350 P.2d 146 | Utah | 1960

10 Utah 2d 162 (1960)
350 P.2d 146

STATE OF UTAH, PLAINTIFF AND RESPONDENT,
v.
TOMMY DANKS, DEFENDANT AND APPELLANT.

No. 9127.

Supreme Court of Utah.

March 11, 1960.

Walter R. Ellett, Murray, for appellant.

Walter L. Budge, Atty. Gen., Richard R. Boyle, Asst. Atty. Gen., for respondent.

CALLISTER, Justice.

Defendant appeals from a conviction by a jury of the crime of robbery. This appeal challenges the sufficiency of the evidence and the admissibility of certain exhibits.

On the evening in question Bill Newbold, the complaining witness, met the defendant and the latter's wife at a tavern in downtown Ogden, Utah. This was at about 6:00 p.m. For the next few hours this trio, together with others, visited several taverns in and about Ogden. A considerable amount of beer and whiskey was consumed by the party.

At about midnight the trio went to the apartment of the defendant's father where the party continued. Also present at this time were the defendant's father, half-brother, and 15-year old nephew, Dennis McCollum.

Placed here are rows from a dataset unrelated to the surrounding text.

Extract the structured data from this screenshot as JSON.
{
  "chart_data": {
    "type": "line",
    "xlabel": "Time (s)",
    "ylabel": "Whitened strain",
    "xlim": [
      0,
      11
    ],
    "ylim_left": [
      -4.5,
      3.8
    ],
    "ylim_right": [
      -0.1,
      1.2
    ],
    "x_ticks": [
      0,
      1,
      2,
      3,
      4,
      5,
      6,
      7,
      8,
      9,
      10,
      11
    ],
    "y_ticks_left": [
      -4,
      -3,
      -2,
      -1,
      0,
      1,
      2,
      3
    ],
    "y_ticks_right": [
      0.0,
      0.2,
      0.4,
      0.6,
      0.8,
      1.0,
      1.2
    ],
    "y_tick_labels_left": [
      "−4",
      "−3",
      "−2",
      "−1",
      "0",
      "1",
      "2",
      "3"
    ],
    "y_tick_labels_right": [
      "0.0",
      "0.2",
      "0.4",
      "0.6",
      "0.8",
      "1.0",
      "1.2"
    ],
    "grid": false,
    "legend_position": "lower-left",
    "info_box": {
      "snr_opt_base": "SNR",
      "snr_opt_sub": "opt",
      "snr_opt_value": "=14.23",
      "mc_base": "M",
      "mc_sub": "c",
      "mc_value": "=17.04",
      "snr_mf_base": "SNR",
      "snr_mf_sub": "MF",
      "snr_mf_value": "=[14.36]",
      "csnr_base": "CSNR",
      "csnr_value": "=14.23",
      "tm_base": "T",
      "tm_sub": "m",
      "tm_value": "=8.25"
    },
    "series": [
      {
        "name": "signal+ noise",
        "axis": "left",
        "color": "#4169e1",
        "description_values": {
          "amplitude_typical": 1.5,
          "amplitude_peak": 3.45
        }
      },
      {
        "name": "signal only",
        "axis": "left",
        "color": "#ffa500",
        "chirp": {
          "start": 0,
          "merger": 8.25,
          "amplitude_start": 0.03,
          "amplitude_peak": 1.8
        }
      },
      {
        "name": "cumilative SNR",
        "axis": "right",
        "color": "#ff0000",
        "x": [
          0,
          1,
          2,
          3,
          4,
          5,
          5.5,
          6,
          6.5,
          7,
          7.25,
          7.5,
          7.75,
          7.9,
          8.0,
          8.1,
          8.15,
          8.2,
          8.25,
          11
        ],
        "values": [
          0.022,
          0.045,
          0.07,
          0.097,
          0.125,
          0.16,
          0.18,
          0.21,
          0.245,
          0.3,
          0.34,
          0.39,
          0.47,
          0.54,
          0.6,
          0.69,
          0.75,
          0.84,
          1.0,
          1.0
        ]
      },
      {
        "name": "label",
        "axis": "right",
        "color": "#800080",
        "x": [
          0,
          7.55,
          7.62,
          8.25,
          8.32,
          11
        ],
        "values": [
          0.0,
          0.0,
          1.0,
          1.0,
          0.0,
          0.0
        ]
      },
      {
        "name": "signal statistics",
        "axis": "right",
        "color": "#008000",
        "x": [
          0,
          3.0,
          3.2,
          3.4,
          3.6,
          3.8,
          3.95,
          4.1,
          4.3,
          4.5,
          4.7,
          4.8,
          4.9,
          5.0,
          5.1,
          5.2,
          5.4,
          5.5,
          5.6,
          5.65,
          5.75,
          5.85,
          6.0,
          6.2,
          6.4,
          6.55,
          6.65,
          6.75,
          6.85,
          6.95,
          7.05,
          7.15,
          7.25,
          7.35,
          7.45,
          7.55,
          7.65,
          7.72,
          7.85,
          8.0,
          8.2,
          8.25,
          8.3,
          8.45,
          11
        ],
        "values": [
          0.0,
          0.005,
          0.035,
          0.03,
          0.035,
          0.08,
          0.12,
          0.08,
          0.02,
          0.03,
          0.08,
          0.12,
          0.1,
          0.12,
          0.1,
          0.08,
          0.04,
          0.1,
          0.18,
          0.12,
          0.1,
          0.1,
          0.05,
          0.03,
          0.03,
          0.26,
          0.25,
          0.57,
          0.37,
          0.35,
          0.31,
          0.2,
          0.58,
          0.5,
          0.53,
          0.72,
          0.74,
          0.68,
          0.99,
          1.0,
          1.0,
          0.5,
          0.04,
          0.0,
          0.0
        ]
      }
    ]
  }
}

What transpired at the apartment is the subject of considerable confusion and conflict. However, Newbold testified that he had an altercation with defendant. The defendant asked his wife to get a knife from the kitchen, which she did. The defendant held the knife to Newbold's ribs and ordered him to remove his wallet and throw it on the floor. Newbold complied and Dennis McCollum, at defendant's instructions, removed some money from the wallet and gave it to the defendant. The wallet was then returned to Newbold, but again demanded by the defendant who proceeded to cut it in half. In this condition it was again returned to Newbold. According to Newbold there had been thirty or forty dollars in currency in the wallet.

After the foregoing events, Newbold stated that they went downtown to get another bottle of whiskey. He broke away from the party, took a taxicab to his home, cleaned himself, and then went to the police station where he reported the alleged robbery.

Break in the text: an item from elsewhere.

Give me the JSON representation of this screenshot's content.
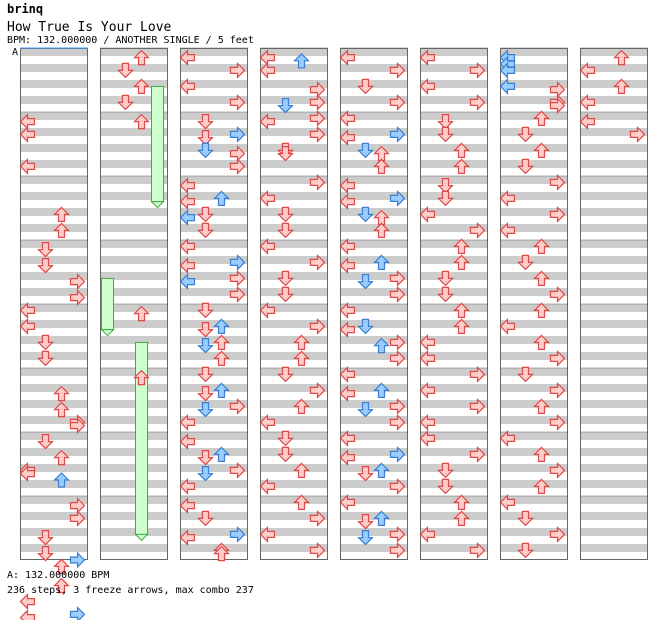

Defendant and his wife denied the robbery and considerable testimony was given by defense witnesses as to Newbold's degree of sobriety that night. Also, testimony was given to the effect that Newbold could not have had thirty or forty dollars in his wallet.

Certainly, after approximately six hours of imbibing, Newbold's recollection of the events would be subject to doubt and could have been discounted or rejected by the jury. However, Dennis McCollum corroborated Newbold. Dennis testified that the defendant threatened Newbold with a knife, had him throw his wallet on the floor and that he, Dennis, removed $30 therefrom and gave it to the defendant. True, Dennis had given inconsistent statements to the police, but explained that he had done so to help his uncle.

It might be true that a jury, upon the state of this evidence, may well have entertained a reasonable doubt as to the defendant's guilt, but this is not sufficient for this court to set aside a jury verdict. Before setting aside a jury verdict "it must appear that the evidence was so inconclusive or unsatisfactory that reasonable minds acting fairly upon it must have entertained reasonable doubt that defendant[s] committed the crime."[1] We cannot so hold in this case.

The defendant was arrested about two hours after the robbery and was taken to the police station together with his wife. Both were searched and in the handbag of Mrs. Danks was found a ten dollar bill which was partially torn or cut. Over defendant's objection, this bill was admitted in evidence.

Had the wallet been cut while still containing the money, this ten dollar bill would certainly be competent and admissible. However, the evidence adduced by the state was to the effect that the wallet was cut after the money was removed. The admission of this evidence, if not strictly competent, was not prejudicial to the defendant.

Finally, defendant complains of the admission in evidence of a kitchen knife. No objection to its admission was made at trial and from the record it appears that it was properly received by the trial court.

Affirmed.

CROCKETT, C.J., and WADE, HENRIOD and McDONOUGH, JJ., concur.

NOTES

[1] State v. Sullivan, 6 Utah 2d 110, 114, 307 P.2d 212, 215.